Dlaczego część okablowania w radzieckich mieszkaniach jest podłączona do deski rozdzielczej sąsiada (i licznika)?
Sytuacja nie jest rzadkością w przestrzeni poradzieckiej: aby wykonać jakiekolwiek prace elektryczne, wyłączamy wyłączniki w jednym mieszkaniu, ale cud się nie dzieje - światło w jednym pomieszczeniu nie gaśnie. Albo gniazdka w jednym z pokoi nie przestają działać.
Kiedy takie rzeczy zdarzają się od czasu do czasu, można to przypisać niedopatrzeniu elektryków lub przebiegłości sąsiadów. Jednak gdy w praktyce napotkasz taką sytuację 5-6 razy i później, zrozumiesz, że wszystko nie jest takie proste.
Wystarczy spojrzeć, jak i gdzie okablowanie jest ułożone w tym mieszkaniu (Chruszczow).
Albo inny przykład - okablowanie sąsiada przechodzi przez mieszkanie klienta.
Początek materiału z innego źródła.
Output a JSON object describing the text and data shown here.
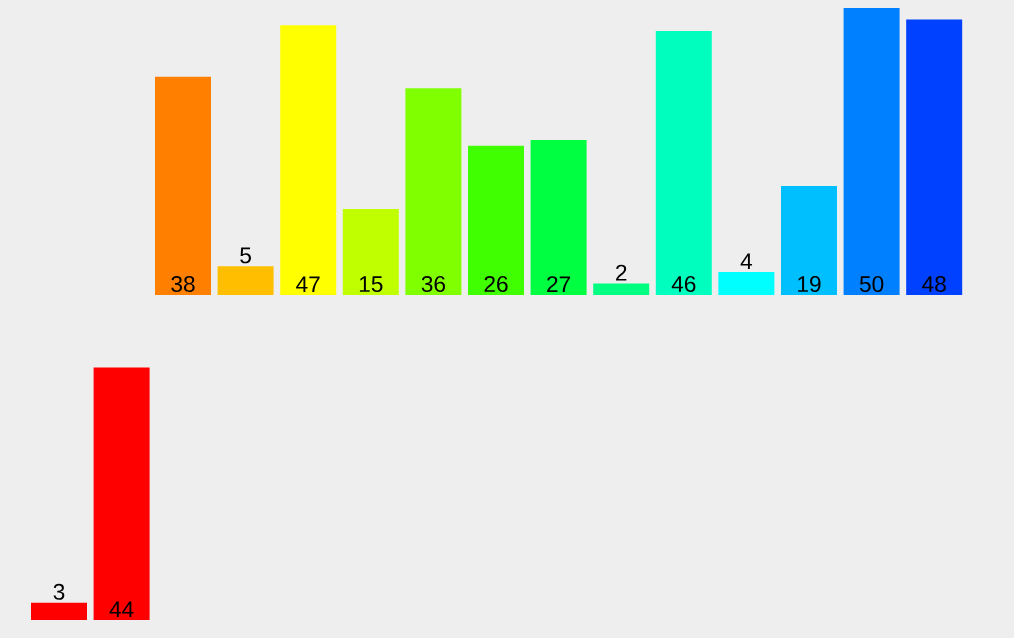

A także według płci:
Dlaczego tak się dzieje?
Mam trzy wersje, dlaczego tak się dzieje cały czas.
1) Twoje mieszkanie jest dawnym mieszkaniem komunalnym. W związku z tym liczba urządzeń pomiarowych wraz z automatami jest dokładnie taka sama, jak było ich właścicieli. Nawet jeśli teraz mieszkanie jest w 100% własnością jednego właściciela (rodziny), nie oznacza to, że wcześniej nie mogło być komunalne.
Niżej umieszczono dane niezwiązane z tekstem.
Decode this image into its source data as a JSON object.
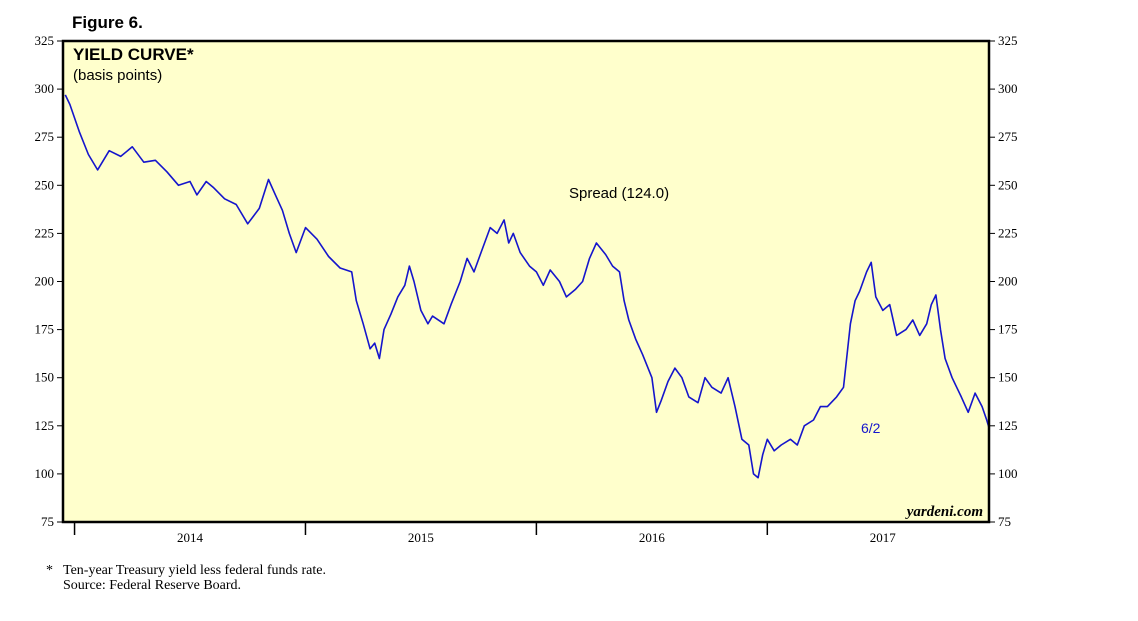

2) pośpiech i niekompetencja elektryków. Pamiętaj tylko, jak szybko budowano panele - kraj przeżywał konsekwencje eksplozji demograficznej, która nastąpiła po wojnie, a kraj potrzebował mieszkań. Wiele mieszkań. Tanie mieszkania. A obniżenie kosztów osiąga się nie tylko dzięki cienkim ścianom, ale także dzięki niewykwalifikowanej pracy.
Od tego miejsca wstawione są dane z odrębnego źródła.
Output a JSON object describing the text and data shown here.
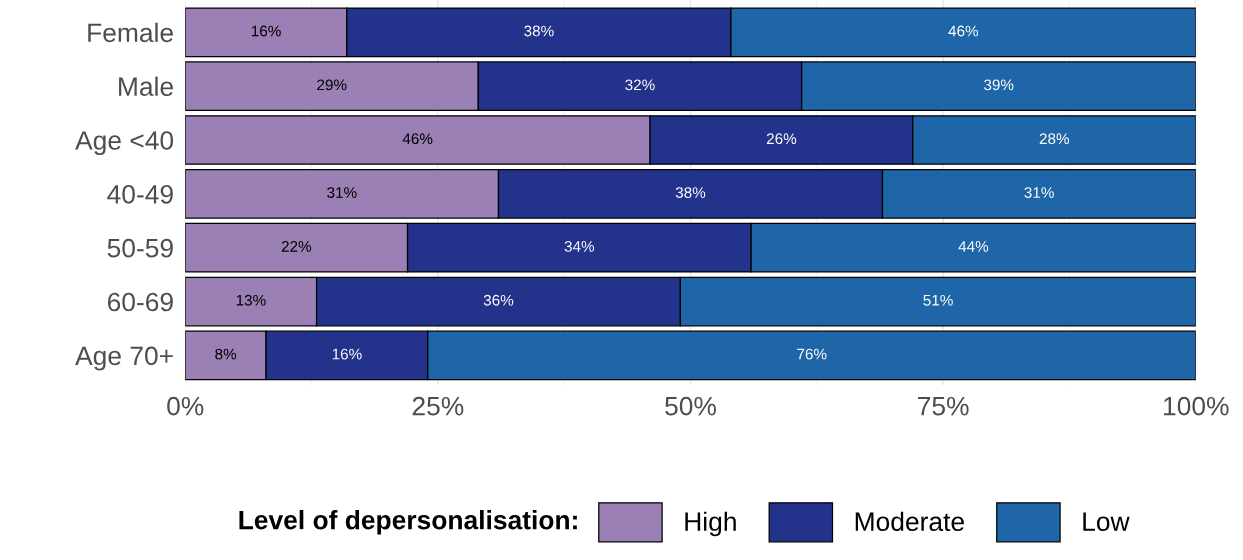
{
  "chart_data": {
    "type": "bar",
    "orientation": "horizontal",
    "stacked": true,
    "categories": [
      "Female",
      "Male",
      "Age <40",
      "40-49",
      "50-59",
      "60-69",
      "Age 70+"
    ],
    "series": [
      {
        "name": "High",
        "color": "#9b80b6",
        "values": [
          16,
          29,
          46,
          31,
          22,
          13,
          8
        ],
        "value_labels": [
          "16%",
          "29%",
          "46%",
          "31%",
          "22%",
          "13%",
          "8%"
        ]
      },
      {
        "name": "Moderate",
        "color": "#23338c",
        "values": [
          38,
          32,
          26,
          38,
          34,
          36,
          16
        ],
        "value_labels": [
          "38%",
          "32%",
          "26%",
          "38%",
          "34%",
          "36%",
          "16%"
        ]
      },
      {
        "name": "Low",
        "color": "#1f66a8",
        "values": [
          46,
          39,
          28,
          31,
          44,
          51,
          76
        ],
        "value_labels": [
          "46%",
          "39%",
          "28%",
          "31%",
          "44%",
          "51%",
          "76%"
        ]
      }
    ],
    "xlim": [
      0,
      100
    ],
    "xticks": [
      {
        "value": 0,
        "label": "0%"
      },
      {
        "value": 25,
        "label": "25%"
      },
      {
        "value": 50,
        "label": "50%"
      },
      {
        "value": 75,
        "label": "75%"
      },
      {
        "value": 100,
        "label": "100%"
      }
    ],
    "legend_title": "Level of depersonalisation:",
    "legend": "bottom",
    "grid": true
  }
}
3) przebiegli sąsiedzi - Nie jest tajemnicą, że wiele domów z lat 70. i 80. było spółdzielczych: ludzie budowali własne domy (za to byli nawet zwolnieni z pracy przez 1-2 dni w tygodniu). Takie podejście stwarza okazję do oszustwa, ponieważ wiesz z góry, które mieszkanie będzie Twoje.